Two of my patients some time ago were men in their 40’s, married faithfully, each with a couple of adored children.  Both men were coming to therapy because of panic attacks – terrifying moments of helplessness and confusion, feelings so painful that neither man could really find the words to describe what happened to them at these times.

Each of these men were up against extremely stressful circumstances:  one man was facing serious financial troubles with his business; the other had learned that his wife had a difficult health issue that she would need to address.  It wasn’t hard to understand their fear, their dismay.  Yet at first glance, these men seemed to have all the strength they might need to face their challenges: intelligence, the love and support of significant others, considerable talents, and many previous achievements and successes.  Both men were going ahead and doing what they needed to do.  But neither could stop the force with which they would suddenly, with little warning, find themselves in the grip of panic episodes so intense that they feared they might be losing their mind.

What these men, and many other men and women I’ve known, had in common was that they were taught, pretty much starting in the cradle, that feelings of distress, of any kind, were not worth having.  They were taught, by the way they were responded to by their parents, that to be afraid, or sad, disappointed, hurt – feelings like that were just a waste of time.  Don’t feel sorry for yourself, it’s nothing, don’t be ridiculous – cheer up, forget about it; those were the more benign kinds of responses they got when they were seeking comfort and understanding.  Others I’ve talked to tell me that they would get yelled at, or hit, if they were upset.  One man recalled that every childhood picture showing him smiling was taken just after his father had smacked him in the face, for not smiling.

Obviously, parents want their children to learn to be strong, have a thick skin, be able to handle themselves, because parents want their children to grow up to succeed in the competitive adult world.  But too often, parents want to dismiss the difficult, painful feelings their children have, because many parents are overworked, too stressed, and too tired to have the patience and take the time to calmly and sensitively tune in to what their children are feeling. 

If we as parents are not dealing with our own troubles – avoiding them by drinking too much, for example, or zoning out in front of the television night after night - then we are not teaching our children how to understand and express their feelings, because we are finding it preferable to be numb.  In essence, we end up telling our children that we love them when they don’t bother us with their troubles – and that they can expect withdrawal from us if they aren’t burying their feelings and making things easy for us.

When you learn to minimize your own feelings and needs, and to adopt a stance of always being “fine,” because that’s what your parents rewarded, or because it made you feel superior to your whiney sister, or because it made your anxious, depressed parent feel better, you have learned not to take care of yourself.  The contempt and dismissiveness you’ve learned to feel toward your own vulnerability keeps you from tuning in to what you feel, what you really need and want.  When all the suppressed and warded off feelings reach a boiling point, they break through the walls of denial, and hit the fan, wreaking panicky havoc.
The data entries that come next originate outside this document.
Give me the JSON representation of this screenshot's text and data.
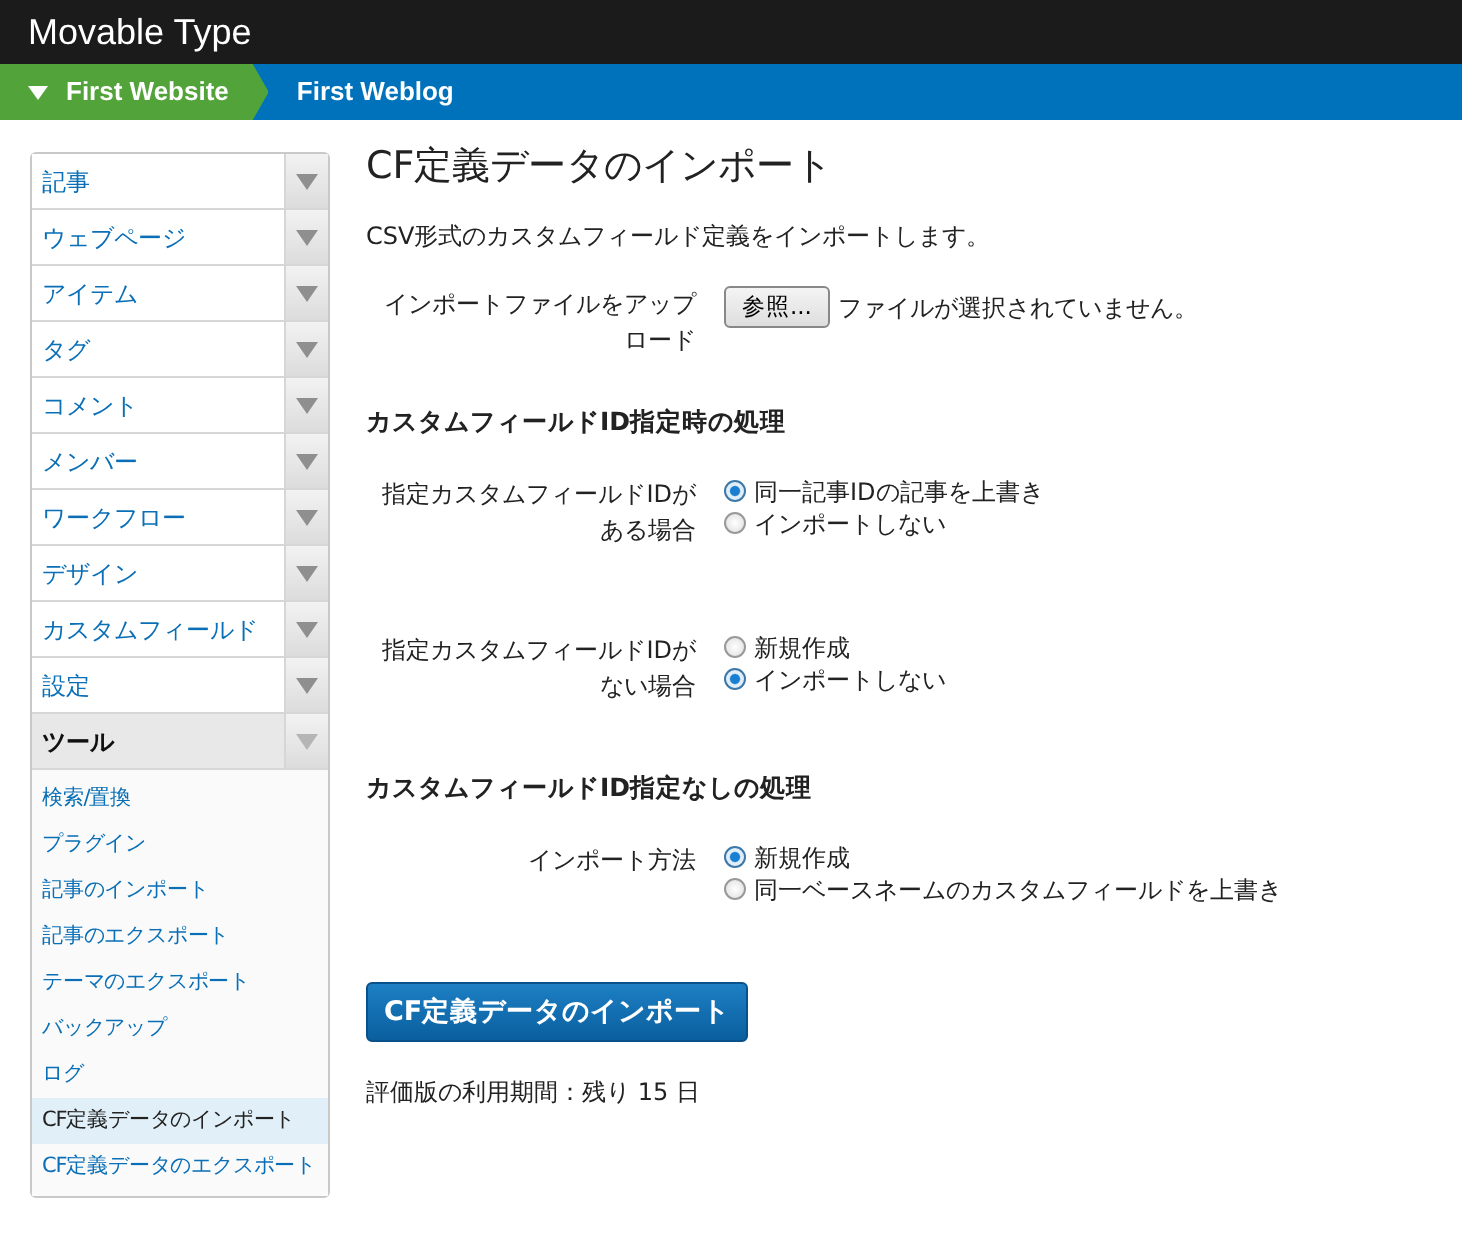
{
  "header": {
    "title": "Movable Type"
  },
  "breadcrumb": [
    {
      "label": "First Website",
      "kind": "website"
    },
    {
      "label": "First Weblog",
      "kind": "blog"
    }
  ],
  "sidebar": {
    "menus": [
      {
        "label": "記事",
        "expanded": false
      },
      {
        "label": "ウェブページ",
        "expanded": false
      },
      {
        "label": "アイテム",
        "expanded": false
      },
      {
        "label": "タグ",
        "expanded": false
      },
      {
        "label": "コメント",
        "expanded": false
      },
      {
        "label": "メンバー",
        "expanded": false
      },
      {
        "label": "ワークフロー",
        "expanded": false
      },
      {
        "label": "デザイン",
        "expanded": false
      },
      {
        "label": "カスタムフィールド",
        "expanded": false
      },
      {
        "label": "設定",
        "expanded": false
      },
      {
        "label": "ツール",
        "expanded": true,
        "children": [
          {
            "label": "検索/置換",
            "selected": false
          },
          {
            "label": "プラグイン",
            "selected": false
          },
          {
            "label": "記事のインポート",
            "selected": false
          },
          {
            "label": "記事のエクスポート",
            "selected": false
          },
          {
            "label": "テーマのエクスポート",
            "selected": false
          },
          {
            "label": "バックアップ",
            "selected": false
          },
          {
            "label": "ログ",
            "selected": false
          },
          {
            "label": "CF定義データのインポート",
            "selected": true
          },
          {
            "label": "CF定義データのエクスポート",
            "selected": false
          }
        ]
      }
    ]
  },
  "content": {
    "title": "CF定義データのインポート",
    "description": "CSV形式のカスタムフィールド定義をインポートします。",
    "upload": {
      "label": "インポートファイルをアップロード",
      "button": "参照...",
      "status": "ファイルが選択されていません。"
    },
    "sections": [
      {
        "heading": "カスタムフィールドID指定時の処理",
        "groups": [
          {
            "label": "指定カスタムフィールドIDがある場合",
            "options": [
              {
                "label": "同一記事IDの記事を上書き",
                "selected": true
              },
              {
                "label": "インポートしない",
                "selected": false
              }
            ]
          },
          {
            "label": "指定カスタムフィールドIDがない場合",
            "options": [
              {
                "label": "新規作成",
                "selected": false
              },
              {
                "label": "インポートしない",
                "selected": true
              }
            ]
          }
        ]
      },
      {
        "heading": "カスタムフィールドID指定なしの処理",
        "groups": [
          {
            "label": "インポート方法",
            "options": [
              {
                "label": "新規作成",
                "selected": true
              },
              {
                "label": "同一ベースネームのカスタムフィールドを上書き",
                "selected": false
              }
            ]
          }
        ]
      }
    ],
    "submit": "CF定義データのインポート",
    "trial_note": "評価版の利用期間：残り 15 日"
  }
}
Life is always going to be presenting us with problems, including some that are frightening and overwhelming.  We will, every one of us, have to face painful situations, no matter how much you may think you’ve got it all under control.  Contempt and impatience for your own feelings, and for those of your spouse and children, are not effective coping mechanisms.  What that’s really about is fear – fear of feelings.  Feelings are what make us alive – and being able to stay open to the full range of our feelings is a way toward realizing the fullness of the human potential – for growth, for health, for life.